Down's Syndrome and Leukemia

This article concerns the special features of Leukemia in Down's Syndrome patients and is based on the Leukemia Research Fund leaflet on this topic. There is a Leukemia Research Fund booklet Acute Leukemia in Childhood which can be obtained from:

Leukemia Research Fund
43 Great Ormond Street,
London WC1N 3JJ
Tel: 020 7 405 0101

Transient Abnormal Myelopoiesis (TAM)

Transient abnormal myelopoiesis (TAM) is a condition which is almost never seen in children who do not have Down's Syndrome. In TAM, which is usually seen at or soon after birth the blood and bone marrow show changes which appear typical of Leukemia. The blood and bone marrow of children with TAM return to normal without treatment. In about 20 to 30% of cases with these blood and bone marrow changes leukemia will develop, this is usually acute myeloid leukemia (AML). There is no test which can distinguish between TAM and leukemia and the diagnosis of TAM can only be made after the condition has spontaneously cleared up. It is very likely that the same mechanism(s) explain both the excess number of cases of leukemia seen in Down's syndrome and TAM. It is probable that all these cases commence in a similar way. For some unexplained reason, possibly a further genetic abnormality, in some children the condition progresses and becomes full-blown leukemia while in other children it resolves.

Types of Leukemia seen in Down's Syndrome

Both acute lymphoblastic leukemia and acute myeloid leukemia are seen in children with Down's Syndrome.

Most patients who have acute Iymphoblastic leukemia (ALL) and Down's Syndrome have the common ALL (cALL) sub.type.

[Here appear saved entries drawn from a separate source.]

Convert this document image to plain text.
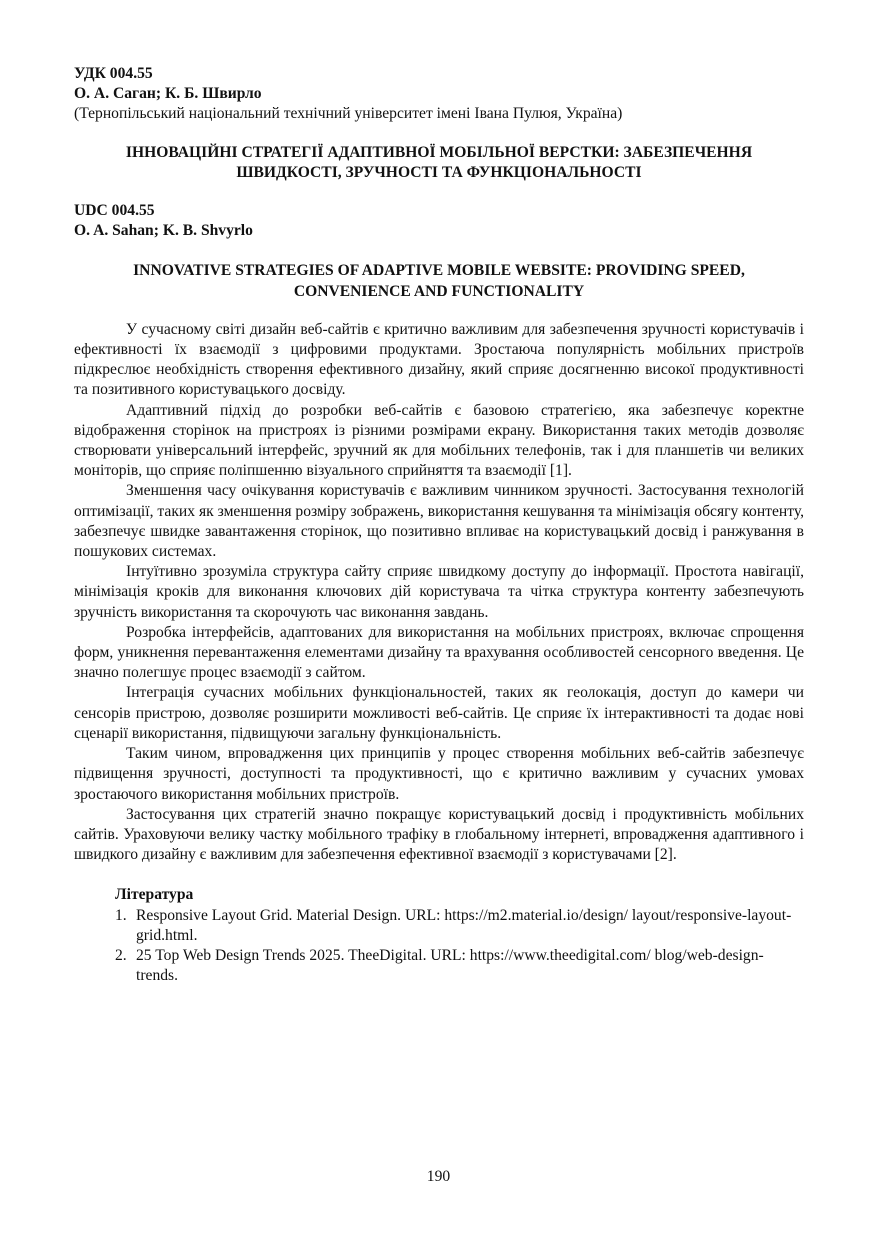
УДК 004.55

О. А. Саган; К. Б. Швирло

(Тернопільський національний технічний університет імені Івана Пулюя, Україна)

ІННОВАЦІЙНІ СТРАТЕГІЇ АДАПТИВНОЇ МОБІЛЬНОЇ ВЕРСТКИ: ЗАБЕЗПЕЧЕННЯ ШВИДКОСТІ, ЗРУЧНОСТІ ТА ФУНКЦІОНАЛЬНОСТІ

UDC 004.55

O. A. Sahan; K. B. Shvyrlo

INNOVATIVE STRATEGIES OF ADAPTIVE MOBILE WEBSITE: PROVIDING SPEED, CONVENIENCE AND FUNCTIONALITY

У сучасному світі дизайн веб-сайтів є критично важливим для забезпечення зручності користувачів і ефективності їх взаємодії з цифровими продуктами. Зростаюча популярність мобільних пристроїв підкреслює необхідність створення ефективного дизайну, який сприяє досягненню високої продуктивності та позитивного користувацького досвіду.

Адаптивний підхід до розробки веб-сайтів є базовою стратегією, яка забезпечує коректне відображення сторінок на пристроях із різними розмірами екрану. Використання таких методів дозволяє створювати універсальний інтерфейс, зручний як для мобільних телефонів, так і для планшетів чи великих моніторів, що сприяє поліпшенню візуального сприйняття та взаємодії [1].

Зменшення часу очікування користувачів є важливим чинником зручності. Застосування технологій оптимізації, таких як зменшення розміру зображень, використання кешування та мінімізація обсягу контенту, забезпечує швидке завантаження сторінок, що позитивно впливає на користувацький досвід і ранжування в пошукових системах.

Інтуїтивно зрозуміла структура сайту сприяє швидкому доступу до інформації. Простота навігації, мінімізація кроків для виконання ключових дій користувача та чітка структура контенту забезпечують зручність використання та скорочують час виконання завдань.

Розробка інтерфейсів, адаптованих для використання на мобільних пристроях, включає спрощення форм, уникнення перевантаження елементами дизайну та врахування особливостей сенсорного введення. Це значно полегшує процес взаємодії з сайтом.

Інтеграція сучасних мобільних функціональностей, таких як геолокація, доступ до камери чи сенсорів пристрою, дозволяє розширити можливості веб-сайтів. Це сприяє їх інтерактивності та додає нові сценарії використання, підвищуючи загальну функціональність.

Таким чином, впровадження цих принципів у процес створення мобільних веб-сайтів забезпечує підвищення зручності, доступності та продуктивності, що є критично важливим у сучасних умовах зростаючого використання мобільних пристроїв.

Застосування цих стратегій значно покращує користувацький досвід і продуктивність мобільних сайтів. Ураховуючи велику частку мобільного трафіку в глобальному інтернеті, впровадження адаптивного і швидкого дизайну є важливим для забезпечення ефективної взаємодії з користувачами [2].

Література

1. Responsive Layout Grid. Material Design. URL: https://m2.material.io/design/ layout/responsive-layout-grid.html.
2. 25 Top Web Design Trends 2025. TheeDigital. URL: https://www.theedigital.com/ blog/web-design-trends.
190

The leukemia cells from these children Iess frequently show chromosome changes of a type regarded as being "poor risk" than in other children with ALL. That is to say that they rarely have changes which would predict a poor response to standard treatment. Children with Down's syndrome and ALL usually have a good response to treatment and a good chance of a cure. It is very important that parents should discuss this with their child's specialist, who is the only person who can give a reliable prediction of the individual child's chances of a cure.

Acute myoloid leukemia is also seen in higher than normal rate in Down's Syndrome and the disease is typically seen at an earlier age than in other children with AML. AML in Down’s Syndromes is usually of the FAB M7 sub-type which affects mainly the platelet producing cells in the bone marrow. There is often a long period before this diagnosis is made when the blood count is moderately abnormal there is no clear evidence of Leukemia.

When a very young child has changes which would usually suggest Leukemia it is important to rule out TAM in case any unnecessary treatment is given. This may be a very difficult period for parents and close liaison with the hospital, preferably with one named nurse or doctor, may help.

In some of the children with Down's syndrome who eventually develop acute myeloid Leukemia, this is proceeded by a bone marrow condition called myelodysplastic syndrome. In patients without Down's syndrome, leukemia which develops after myelodysplastic syndrome (secondary leukemia) tends to respond poorly to standard treatment in Down's Syndrome it appears to have no effect on response to treatment whether or not the child has previously had myelodysplastic syndrome.

Treatment

The outlook for children with Down's syndrome and ALL is as good as that for other children with ALL, and for AML the outlook is better than for other children.

Many children with Down's syndrome also have heart abnormalities. There is no evidence at present to indicate whether or not this leads to an increased risk of developing cardiac toxicity when treated with anti cancer drugs. Doctors treating children with Down's syndrome will keep a particularly careful watch for any signs of heart problems.

Children with Down's syndromes are more prone to serious side-effects when treated with methotrexate. These side effects can be greatly reduced by giving doses of folic acid along with the methotrexate.

The treatment of Down's syndrome children with leukemia is largely the same as for other children. They do require particular careful attention to prevention of infection as they are more at risk of some infections, for example mycoplasma infection, and these will need appropriate intensive treatment.

Depending on the child's degree of understanding, there may be some difficulties in ensuring that appropriate drugs are taken. Here it is clear that schoolteachers and any others involved in care of the child with Down's syndrome must be enlisted as part of the care team.

Professor Judith Chessells of the world famous Great Ormond Street Hospital for Sick Children, and the Institute of Child Health, has a special interest in the phenomenon of leukemia occurring in association with Down's syndrome and is carrying out research into the exact reason(s) why there is an excess of leukemia in these children.